Author : Alexandra Harris
Publisher : Unknown
Page : 320 pages
File Size : 54,7 Mb
Release : 2015-02-01
Category : Electronic
ISBN : 0500289727

Get Book

Romantic Moderns by Alexandra Harris Pdf

While the battles for modern art and society were being fought in France and Spain, it has seemed a betrayal that John Betjeman and John Piper were in love with a provincial world of old churches and tea-shops. In this multi-awardwinning book now available in paperback Alexandra Harris tells a different story. In the 1930s and 1940s, artists and writers explored what it meant to be alive in England. Eclectically, passionately, wittily, they showed that the modern need not be at war with the past. Constructivists and conservatives could work together, and even the Bauhaus émigré, László Moholy-Nagy, was beguiled into taking photographs for Betjemans nostalgic Oxford University Chest. This modern English renaissance was shared by writers, painters, gardeners, architects, critics, tourists and composers.

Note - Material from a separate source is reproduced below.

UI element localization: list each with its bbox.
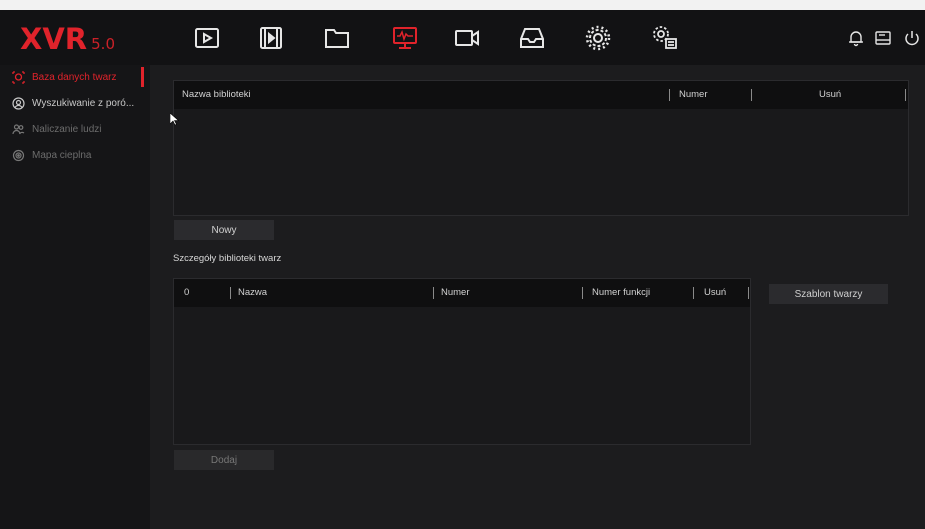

John Piper, Virginia Woolf, Florence White, Christopher Tunnard, Evelyn Waugh, E. M. Forster and the Sitwells are part of the story, along with Bill Brandt, Graham Sutherland, Eric Ravilious and Cecil Beaton.

Early Modernism

Author : Christopher Butler
Publisher : Oxford University Press
Page : 352 pages
File Size : 46,8 Mb
Release : 1994
Category : Arts, European
ISBN : 019818252X

Get Book

Early Modernism by Christopher Butler Pdf

Early Modernism is a uniquely integrated introduction to the great avant-garde movements in European literature, music, and painting at the beginning of this century, from the advent of Fauvism to the development of Dada. In contrast to the overly literary focus of previous studies of modernism, this book highlights the interaction between the arts in this period. It traces the fundamental and interlinked re-examination of the languages of the arts brought about by Matisse, Picasso, Schoenberg, Eliot, Apollinaire, Marinetti, Ben, and many others, which led to radically new techniques, such as atonality, cubism, and collage. These changes are set in the context both of the art that preceded them and of a new and profound shift in ideas. Theories of the unconscious, the association of ideas, primitivism, and reliance upon an expressionist intuition led to a reshaped conception of personal identity, and Butler examines the representation of the modernist self in the work of figures including Mann, Joyce, Conrad, and Stravinsky. Accessible and wide-ranging, the book is lavishly illustrated with over sixty illustrations, many in color. It provides an elegant and incisive guide to a momentous period in the history of European art.